Too clever for organic?

I spent last week with my team in the French Vendée, attempting to learn from this year’s mistakes, plan crops for next year, and form some sort of plan to mitigate Brexit risk.

Spring greens

I spent last week with my team in the French Vendée, attempting to learn from this year’s mistakes, plan crops for next year, and form some sort of plan to mitigate Brexit risk (29th March happens to be the date our first truck of lettuce will head north to Plymouth via Roscoff). After a wet and cold spring, we had a scorching five-month drought; the old gravel pit that fills with water every winter, which looked huge and unfathomable when I bought the farm, was down to the last few inches when the rain finally arrived last week. We have plans to build a new 50,000m3 reservoir, but €20,000 and four months later the authorities are still deliberating. It will be a miracle if we get enough dry weather to build it (followed by enough wet weather to fill it) before next season.

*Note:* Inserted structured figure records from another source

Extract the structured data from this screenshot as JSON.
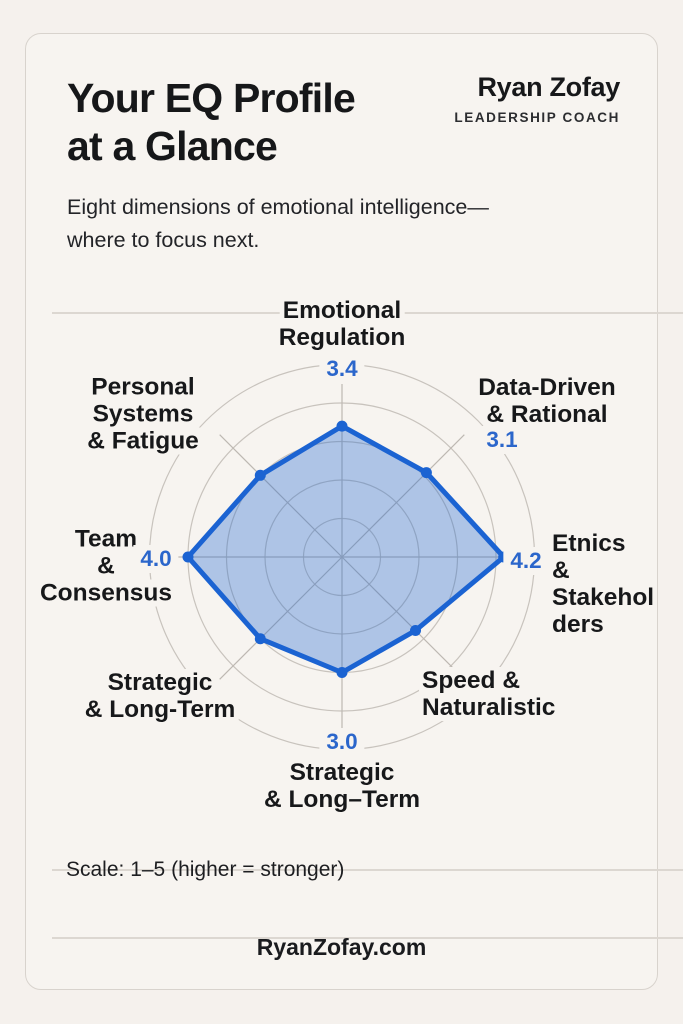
{
  "header": {
    "title_lines": [
      "Your EQ Profile",
      "at a Glance"
    ],
    "brand_name": "Ryan Zofay",
    "brand_role": "LEADERSHIP COACH",
    "subtitle_lines": [
      "Eight dimensions of emotional intelligence—",
      "where to focus next."
    ]
  },
  "chart_data": {
    "type": "radar",
    "scale_min": 1,
    "scale_max": 5,
    "gridline_levels": [
      1,
      2,
      3,
      4,
      5
    ],
    "series_color": "#1b63d2",
    "fill_color": "rgba(28,99,208,0.33)",
    "grid_color": "#c8c3bd",
    "spoke_color": "#bdb8b2",
    "value_color": "#2b66cb",
    "axes": [
      {
        "label": "Emotional Regulation",
        "lines": [
          "Emotional",
          "Regulation"
        ],
        "value": 3.4,
        "value_label": "3.4"
      },
      {
        "label": "Data-Driven & Rational",
        "lines": [
          "Data-Driven",
          "& Rational"
        ],
        "value": 3.1,
        "value_label": "3.1"
      },
      {
        "label": "Etnics & Stakeholders",
        "lines": [
          "Etnics",
          "&",
          "Stakehol",
          "ders"
        ],
        "value": 4.2,
        "value_label": "4.2"
      },
      {
        "label": "Speed & Naturalistic",
        "lines": [
          "Speed &",
          "Naturalistic"
        ],
        "value": 2.7,
        "value_label": ""
      },
      {
        "label": "Strategic & Long–Term",
        "lines": [
          "Strategic",
          "& Long–Term"
        ],
        "value": 3.0,
        "value_label": "3.0"
      },
      {
        "label": "Strategic & Long-Term",
        "lines": [
          "Strategic",
          "& Long-Term"
        ],
        "value": 3.0,
        "value_label": ""
      },
      {
        "label": "Team & Consensus",
        "lines": [
          "Team",
          "&",
          "Consensus"
        ],
        "value": 4.0,
        "value_label": "4.0"
      },
      {
        "label": "Personal Systems & Fatigue",
        "lines": [
          "Personal",
          "Systems",
          "& Fatigue"
        ],
        "value": 3.0,
        "value_label": ""
      }
    ]
  },
  "footer": {
    "scale_note": "Scale: 1–5 (higher = stronger)",
    "website": "RyanZofay.com"
  }
}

I am full of admiration for our French workers but, as in the UK, each year it is harder to find people who can ‘cut the mustard’ in the field. Like everywhere else, this is increasing the pressure to mechanise, specialise and simplify cropping to reduce hand work, and to look to Eastern Europe for staff more familiar with working on the land. I must restrain my restless urge to try new crops and new ways of growing them; we need to focus more on how to grow what we are best at, better and with less labour.

When I bought the farm, France’s fledgling organic market was about half the size of the UK’s. Ten years later it is four times the size, and growing at 18 per cent per year. The trend is similar throughout Europe, and indeed most of the developed world, as the UK sinks from being a leader to a laggard. I would never claim that organic farming is the only or a complete solution to the challenges facing food and farming, but its benefits to the soil, wider environment, human health and animal welfare seem unquestioned elsewhere, while viewed with scepticism here. Perhaps it is that largely male, peculiarly British group who consider themselves independent thinkers, too clever to be taken in by the mysticism of it all; “What’s wrong with Glyphosate in your bread, anyway?” Or perhaps, having been the first nation to industrialise and need to feed poorly paid urban populations, we are culturally more wedded to cheap food – and more estranged from its production.